Background

Addressing physical and psychological pain experienced by a patient and providing sufficient pain relief should be a top priority of every member of the medical staff, regardless of his/her department. Especially in the ICU, treatment is often provided while the patient is under stress, such as the fear of losing his/her life. Consequently, high-quality pain management with total care is needed [1]. Furthermore, many care and surgical procedures in the ICU are painful and the need to achieve sufficient pain relief by environmental control or analgesics is increased. The harmful effects of poor pain management are well known and are sometimes the result of insufficient knowledge or the lack of institutional commitment [2].

In cases of poor pain control, how is patient outcome, such as survival rate, affected? Pain leads to increased stress on the patient, and stress is known to cause various negative biological reactions such as peptic ulcers, metabolic disorders, catabolic hyperplasia, and immunomodulation [3,4,5,6,7], which could negatively impact patient prognosis. However, we were unable to find any studies which directly investigated the effects of pain on prognosis. One obvious reason for this is that it is ethically problematic to carry out a treatment course that prohibits the use of any analgesics for patients in pain and solely uses sedative drugs. Nonetheless, there are several reports on pain assessment and analgesic procedures for post-operative patients or cancer patients with various complications due to pain, which state that measures to relieve cancer pain improve patient quality of life (QOL), etc. [2, 8]. For example, perioperative analgesia management using epidural anesthesia reduces duration of mechanical ventilation and respiratory complications and leads to improved survival rate of chest trauma patients and a decrease in myocardial ischemic events [9].

Main body

Although the importance of analgesic management has been pointed out, ICU tends to inadequately respond to pain. The following reasons can be mentioned: (1) continuous intravenous sedation is often administered in many patients with tracheal intubation, and pain assessment cannot be performed properly under such conditions, (2) accurate communication and information acquisition not only regarding the presence of pain but also its location or degree in patients with intubation or central nervous system disease is difficult, and (3) awareness of pain by medical patients who are not subject to a surgical wound or procedure is difficult.

In light of such circumstances, the clinical guideline for pain, analgesia, and delirium in the ICU (PAD guideline) [10] emphasizes the need to consider pain control as a main subject. In the first chapter of the PAD guideline, all members of the ICU medical staff should recognize when a patient feels pain, evaluate the pain, and conduct analgesic management based on standard analgesic protocols. Implementation of this procedure can shorten the time spent in the ICU and improve QOL after discharge by reducing post-traumatic stress disorder (PTSD).

Yamashita et al. retrospectively investigated the status of pain assessment, prognosis of life, and factors related to prognosis, in cases at the ICU of one university hospital [11]. In their report, withholding the use of fentanyl and catecholamine administration was a potential factor of pain, and behavioral pain scale (BPS) > 5 on the pain scale was correlated to an increase in mortality and prolonged ICU stay during mechanical ventilation.
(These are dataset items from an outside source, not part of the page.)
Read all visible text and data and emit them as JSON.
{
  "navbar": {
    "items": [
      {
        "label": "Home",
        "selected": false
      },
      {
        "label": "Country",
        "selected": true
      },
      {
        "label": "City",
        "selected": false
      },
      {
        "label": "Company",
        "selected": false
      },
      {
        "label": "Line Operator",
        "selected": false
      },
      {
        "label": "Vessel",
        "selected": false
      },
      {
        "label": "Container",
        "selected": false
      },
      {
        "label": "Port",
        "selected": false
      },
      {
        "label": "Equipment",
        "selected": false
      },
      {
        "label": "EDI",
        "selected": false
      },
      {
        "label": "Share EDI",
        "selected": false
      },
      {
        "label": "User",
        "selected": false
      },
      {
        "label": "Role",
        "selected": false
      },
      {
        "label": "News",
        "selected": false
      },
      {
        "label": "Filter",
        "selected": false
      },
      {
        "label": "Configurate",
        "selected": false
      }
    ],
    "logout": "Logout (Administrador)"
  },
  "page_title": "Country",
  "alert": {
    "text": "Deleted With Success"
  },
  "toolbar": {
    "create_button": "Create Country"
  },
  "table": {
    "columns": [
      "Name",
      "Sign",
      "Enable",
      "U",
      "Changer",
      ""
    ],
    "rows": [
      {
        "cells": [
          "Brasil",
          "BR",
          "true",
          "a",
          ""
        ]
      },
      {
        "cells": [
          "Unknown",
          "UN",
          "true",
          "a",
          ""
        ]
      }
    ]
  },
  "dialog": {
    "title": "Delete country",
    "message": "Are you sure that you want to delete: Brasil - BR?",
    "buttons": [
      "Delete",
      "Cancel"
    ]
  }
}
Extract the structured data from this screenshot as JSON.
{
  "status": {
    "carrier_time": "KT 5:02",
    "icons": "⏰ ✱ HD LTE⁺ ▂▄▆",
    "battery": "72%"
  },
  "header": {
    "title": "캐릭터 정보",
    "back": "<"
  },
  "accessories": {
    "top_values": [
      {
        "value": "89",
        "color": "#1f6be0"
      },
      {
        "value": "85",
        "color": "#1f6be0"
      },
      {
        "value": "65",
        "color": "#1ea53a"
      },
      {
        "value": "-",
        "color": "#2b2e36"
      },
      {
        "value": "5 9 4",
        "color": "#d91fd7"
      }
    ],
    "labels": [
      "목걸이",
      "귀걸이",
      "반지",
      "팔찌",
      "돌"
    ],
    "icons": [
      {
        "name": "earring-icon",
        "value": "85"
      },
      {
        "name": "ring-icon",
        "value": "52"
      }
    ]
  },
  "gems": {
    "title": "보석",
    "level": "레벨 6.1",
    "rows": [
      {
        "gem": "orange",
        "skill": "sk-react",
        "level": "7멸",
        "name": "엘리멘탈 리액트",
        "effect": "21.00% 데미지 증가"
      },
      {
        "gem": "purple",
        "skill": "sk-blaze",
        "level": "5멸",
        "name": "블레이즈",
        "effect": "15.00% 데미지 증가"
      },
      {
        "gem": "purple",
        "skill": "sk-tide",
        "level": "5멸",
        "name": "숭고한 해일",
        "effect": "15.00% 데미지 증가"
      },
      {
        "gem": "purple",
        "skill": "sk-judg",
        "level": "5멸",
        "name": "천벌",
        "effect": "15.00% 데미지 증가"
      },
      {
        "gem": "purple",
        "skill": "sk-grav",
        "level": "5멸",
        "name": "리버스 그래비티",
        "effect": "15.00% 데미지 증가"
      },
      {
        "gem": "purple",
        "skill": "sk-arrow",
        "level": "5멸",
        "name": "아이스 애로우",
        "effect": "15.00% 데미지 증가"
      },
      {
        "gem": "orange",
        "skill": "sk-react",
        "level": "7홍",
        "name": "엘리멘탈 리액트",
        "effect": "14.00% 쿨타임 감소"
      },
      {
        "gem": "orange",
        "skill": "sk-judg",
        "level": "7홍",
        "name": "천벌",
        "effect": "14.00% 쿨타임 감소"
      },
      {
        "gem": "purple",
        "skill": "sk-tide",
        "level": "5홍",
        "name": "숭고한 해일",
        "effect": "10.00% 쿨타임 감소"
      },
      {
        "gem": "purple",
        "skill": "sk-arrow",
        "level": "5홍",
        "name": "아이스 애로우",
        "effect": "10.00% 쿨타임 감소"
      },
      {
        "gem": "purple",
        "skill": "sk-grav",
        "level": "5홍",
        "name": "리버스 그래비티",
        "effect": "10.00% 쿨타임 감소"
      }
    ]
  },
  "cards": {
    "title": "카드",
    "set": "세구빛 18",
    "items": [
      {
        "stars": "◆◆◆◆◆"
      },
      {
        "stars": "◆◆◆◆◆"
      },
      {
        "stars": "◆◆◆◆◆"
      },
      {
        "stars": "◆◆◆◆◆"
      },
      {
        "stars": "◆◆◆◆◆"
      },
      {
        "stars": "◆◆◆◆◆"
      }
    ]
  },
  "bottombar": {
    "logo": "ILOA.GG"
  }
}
This report is quite interesting in that it showed a correlation between strong pain and mortality. BPS > 5 was observed in approx. 20% of ICU patients and the protocol for pain management may have been inadequate, possibly resulting in pain-related stress leading to mortality in those patients.

Other reports also pointed out the possibility that patient stress may increase due to inadequate pain control in the ICU. Bertolini et al. conducted a prospective observational study at 128 ICUs in Italy and showed that 35% of postoperative patients who were not administered any analgesics [12]. In addition, Messerer et al. reported that in pediatric ICU, analgesic drugs were not adequately administered due to concern of side effects [13]. From these reports, difficulty of pain management in the ICU is clearly shown as a deeply rooted problem.

Therefore, consideration of how implementation and standardization of pain control in the ICU could improve patient prognosis is needed in the future. In such a study, contents such as educational activities to disseminate a standard protocol and to promote multi-disciplinary collaboration in the ICU should be included. Recently, several studies have pointed out the benefits of active pain control in neonatal and pediatric care from the same viewpoint as in adult care [13, 14]. At the same time, however, excessive pain relief also carries the potential risk of increased delirium or ventilator dependence with respiratory depression.

Conclusion

Although pain management in the ICU has some unique difficulties, building a culture that considers pain management to eliminate patient suffering is needed. Sedation-only treatment, without assessment and management of the pain, is not recommended. Similarly, sedation should be kept to a minimum to allow for proper evaluation of pain. Providing aggressive pain control can alleviate patient stress and improve prognosis.